The fundamental issue here is that when you think about American political parties, there is no centralized decision-making. The only time you have that is when you have an incumbent president who will run for reelection.

We saw this very clearly in the 2000s. George W. Bush’s presidential campaign in 2004 was the most sophisticated, well-organized, and professional campaign in a long time. It was an extraordinarily well-run and well-thought-through campaign in part because they knew who the candidate was going to be. They could fundraise. They could invest. They could collaborate with the state parties and other actors. Again, the 2012 Barack Obama campaign was a similar story: It was a very well-run and professionally organized and well-thought-through campaign in part because of the fact that they knew who was running and they could build the organization around that.

But if you are out of power and you don’t have a presumptive nominee, and then you have a primary process that leads to a candidate that then is regarded with some skepticism by many of the players you need to line up — but also if that candidate, in particular, himself does not chose to catch up — then it becomes very difficult.

Donald Trump Miami Press Conference
Trump has relied heavily on the media and press conferences to get out his message.
Photo by Gustavo Caballero/Getty Images

Tara Golshan

You write that there is no evidence that supports the idea of a consistent decline of face-to-face communication in politics. That campaigns cannot rely on “the media” alone to do it. Donald Trump is relying on the media. How does that change the impact of ground game for Clinton?

Rasmus Kleis Nielsen

That only increases the importance of a good ground game for the candidates that want to run a conventional campaign.

My fundamental argument in Ground Wars is that the modes of political communication that dominated in the 1990s were a heavy emphasis in controlling the mainstream media through spin and PR and heavy emphasis in television advertising focusing on voters who were unlikely to pay much attention to newspapers and television news. Those dominant forms of campaign communication became weaker, because fewer and fewer voters who could be persuaded could be reached through television advertising.

On one end, [there is] a sort of engagement strategy of using social media and digital media where you engage with your core supporters in a much closer and [more] direct way than in the past.

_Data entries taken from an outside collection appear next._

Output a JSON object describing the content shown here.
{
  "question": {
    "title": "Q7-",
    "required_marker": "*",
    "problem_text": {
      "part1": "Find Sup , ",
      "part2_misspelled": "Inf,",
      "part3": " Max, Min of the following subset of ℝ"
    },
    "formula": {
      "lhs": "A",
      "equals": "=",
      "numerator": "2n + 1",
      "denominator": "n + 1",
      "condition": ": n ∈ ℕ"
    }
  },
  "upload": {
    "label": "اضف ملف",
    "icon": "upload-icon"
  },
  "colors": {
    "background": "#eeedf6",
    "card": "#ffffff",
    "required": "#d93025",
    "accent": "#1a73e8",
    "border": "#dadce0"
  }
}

But most importantly, [there is] this investment in the much larger ground operation putting many more people — volunteers but also paid staffers — to work, and relying on much, much more sophisticated technology in terms of targeting those contacts.

Tara Golshan

Campaign advertising experts will say it is very hard to measure impact. Is it the same with ground game?

Rasmus Kleis Nielsen

There is no question that longer-term persuasion is really difficult to actually measure. We know that any effect present at one point in time is very likely to decay over time. People will be cultivated through a lifetime of exposure. In many ways, it is very artificial too — each one of us is touched by hundreds of different messages every day of a political nature. Trying to isolate the effect of one individual message is almost too artificial to help us understand how any political communication works.

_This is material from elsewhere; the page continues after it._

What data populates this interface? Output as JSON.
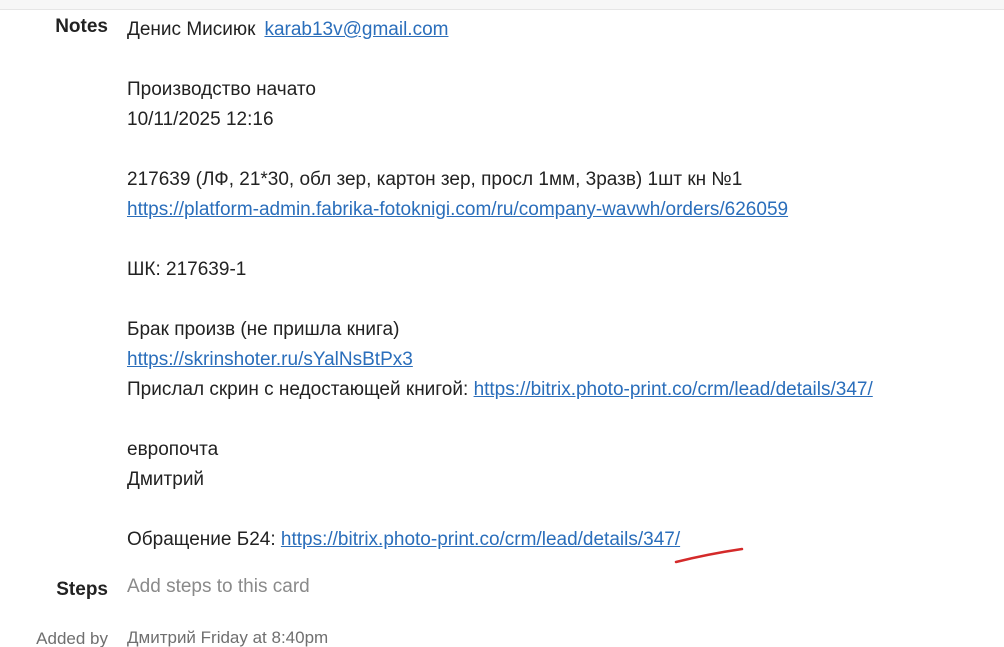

But ultimately, in some ways, ground game is a much simpler thing to understand, because it is less about persuasion and more about turnout. You have a very clear measure of whether people turn out or not, and you have direct data.

Persuasion is very hard to accomplish. Motivation and activation are demonstrably doable — in particular if you have personal contacts and in particular if you have motivated volunteers going door to door.